L’insubmersibilité entre dans nos options !

A force d’échanger avec vous, nous comprenons mieux les projets des uns et des autres et donc vos besoins, ce qui influence nos choix. Ainsi l’insistance de plusieurs d’entre vous nous a convaincus de proposer l’insubmersibilité en option, sur toutes nos gammes et toutes nos versions.

La mer est malheureusement de plus en plus encombrée d’objets flottants dangereux. Soumis à l’aléa d’une voie d’eau, un bateau de voyage – même en sandwich mousse – doit pouvoir continuer à flotter en attendant les secours. C’est beaucoup plus sûr que d’embarquer dans un canot de survie, moins visible que le bateau et surtout moins fiable ! La question se pose a priori moins pour la petite croisière, mais il est important d’offrir ce choix à chacun de nos clients, selon son programme et ses souhaits.

Ce qui nous a définitivement convaincus c’est qu’une fois encore, grâce aux formes du Sailscow, l’insubmersibilité ne pénalisera pas outre mesure les volumes de stockage !

N’hésitez pas à nous dire ce que vous pensez de cette option !

Sailscow ou catamaran : la question est posée…

Quelle idée de comparer un monocoque et un multicoque, ce sont deux philosophies qui s’affrontent ! Ben oui, mais nos prospects eux se posent la question.

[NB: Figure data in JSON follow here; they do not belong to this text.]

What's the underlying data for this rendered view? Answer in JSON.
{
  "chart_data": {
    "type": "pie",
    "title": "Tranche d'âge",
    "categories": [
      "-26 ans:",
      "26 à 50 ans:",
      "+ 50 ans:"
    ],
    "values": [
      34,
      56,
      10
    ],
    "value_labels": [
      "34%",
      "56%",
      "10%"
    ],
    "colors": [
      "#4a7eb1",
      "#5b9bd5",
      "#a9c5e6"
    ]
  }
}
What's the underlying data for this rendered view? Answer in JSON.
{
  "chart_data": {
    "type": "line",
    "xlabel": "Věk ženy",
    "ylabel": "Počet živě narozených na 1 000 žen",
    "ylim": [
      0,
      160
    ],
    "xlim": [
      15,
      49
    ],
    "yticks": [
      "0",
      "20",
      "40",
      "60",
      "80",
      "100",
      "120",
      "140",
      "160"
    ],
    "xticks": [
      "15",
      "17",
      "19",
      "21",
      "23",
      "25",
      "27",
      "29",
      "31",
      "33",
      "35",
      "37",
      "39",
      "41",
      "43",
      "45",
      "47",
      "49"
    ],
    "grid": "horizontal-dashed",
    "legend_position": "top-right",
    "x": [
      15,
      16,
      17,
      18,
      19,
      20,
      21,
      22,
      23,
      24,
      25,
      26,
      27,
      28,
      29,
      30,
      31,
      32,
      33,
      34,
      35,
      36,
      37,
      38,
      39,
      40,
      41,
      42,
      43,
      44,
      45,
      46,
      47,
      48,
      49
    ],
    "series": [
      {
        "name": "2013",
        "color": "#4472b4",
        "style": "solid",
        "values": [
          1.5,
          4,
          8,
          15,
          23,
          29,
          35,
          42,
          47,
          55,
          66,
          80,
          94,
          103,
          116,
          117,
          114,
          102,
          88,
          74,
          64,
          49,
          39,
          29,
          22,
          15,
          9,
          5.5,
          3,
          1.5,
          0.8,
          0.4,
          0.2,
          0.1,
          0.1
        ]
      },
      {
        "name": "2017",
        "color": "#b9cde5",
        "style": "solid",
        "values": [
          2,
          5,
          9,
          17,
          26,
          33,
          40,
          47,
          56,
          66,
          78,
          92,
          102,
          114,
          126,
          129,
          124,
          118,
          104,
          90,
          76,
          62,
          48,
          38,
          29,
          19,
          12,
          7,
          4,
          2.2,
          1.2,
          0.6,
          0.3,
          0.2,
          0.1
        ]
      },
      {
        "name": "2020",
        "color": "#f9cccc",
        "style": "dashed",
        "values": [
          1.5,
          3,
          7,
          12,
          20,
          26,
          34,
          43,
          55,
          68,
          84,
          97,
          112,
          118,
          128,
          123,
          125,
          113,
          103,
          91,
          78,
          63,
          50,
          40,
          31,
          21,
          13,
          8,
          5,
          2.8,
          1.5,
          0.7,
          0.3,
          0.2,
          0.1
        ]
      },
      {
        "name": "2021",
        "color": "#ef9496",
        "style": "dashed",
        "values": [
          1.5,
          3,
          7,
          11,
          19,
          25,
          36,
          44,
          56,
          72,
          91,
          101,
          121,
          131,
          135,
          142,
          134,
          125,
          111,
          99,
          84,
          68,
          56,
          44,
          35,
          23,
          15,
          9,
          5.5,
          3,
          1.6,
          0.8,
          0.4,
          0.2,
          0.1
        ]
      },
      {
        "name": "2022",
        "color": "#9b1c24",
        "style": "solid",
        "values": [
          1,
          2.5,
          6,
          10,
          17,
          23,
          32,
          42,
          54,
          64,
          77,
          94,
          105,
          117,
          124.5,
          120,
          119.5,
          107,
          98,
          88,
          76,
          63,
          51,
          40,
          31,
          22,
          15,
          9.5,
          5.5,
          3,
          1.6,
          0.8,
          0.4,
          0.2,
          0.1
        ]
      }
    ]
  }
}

On vous explique pourquoi…

A priori on ne peut pas confondre ce mono avec un multi !

On n’y avait pas pensé, mais plusieurs plaisanciers, souvent aguerris, nous ont contacté en nous questionnant sur l’alternative que les Sailscow pourraient représenter face aux catamarans.

Soyons clairs, la comparaison n’est a priori pas possible. Un monocoque est un monocoque. Un multi, un multi. La navigation et la philosophie de vie ne sont pas tout à fait les mêmes.

Un plage avant aussi ludique que sur un catamaran

Par contre, les Sailscow peuvent être perçus comme un compromis entre les voiliers de série usuels et les premières gammes de catamarans. Osons quelques comparaisons pour mieux comprendre :

  • un Sailscow 10.80 tout équipé coûtera environ 250 K€ au départ du chantier, contre au minimum 350 k€ pour le plus modeste des catamarans.
  • tous les frais « annexes » seront bien inférieurs pour le Sailscow, puisque son volume reste inférieur à celui d’un petit multi.
  • dans un petit catamaran on trouve généralement 3 ou 4 cabines, sur le Sailscow aussi (dès la version 10.80)
  • côté volumes intérieurs et espaces de vie sur le pont, le catamaran sera indétrônable…
  • côté rapidité et stabilité, le Sailscow sera probablement supplanté par le catamaran…
  • … mais il sera plus performant au près, plus agréable à barrer et surtout plus sécurisant dans les mers fortes !
  • Côté équipements et maintenance, le monocoque coûtera moins cher, ne serait-ce que parce qu’il n’y a qu’un moteur à alimenter et entretenir, au lieu de deux…

Bref, on ne cherche pas à convertir les pro-multicoques – on en connaît beaucoup parmi nos amis, on ne voudrait pas les perdre !. Mais en écoutant nos clients et en réfléchissant, on comprend mieux les questions que se posent les candidats au grand voyage… notamment sur les coûts. Cela ne fait que nous conforter dans l’optimisation de notre offre !

Allez, dites nous ce que vous pensez de ce comparatif un peu osé !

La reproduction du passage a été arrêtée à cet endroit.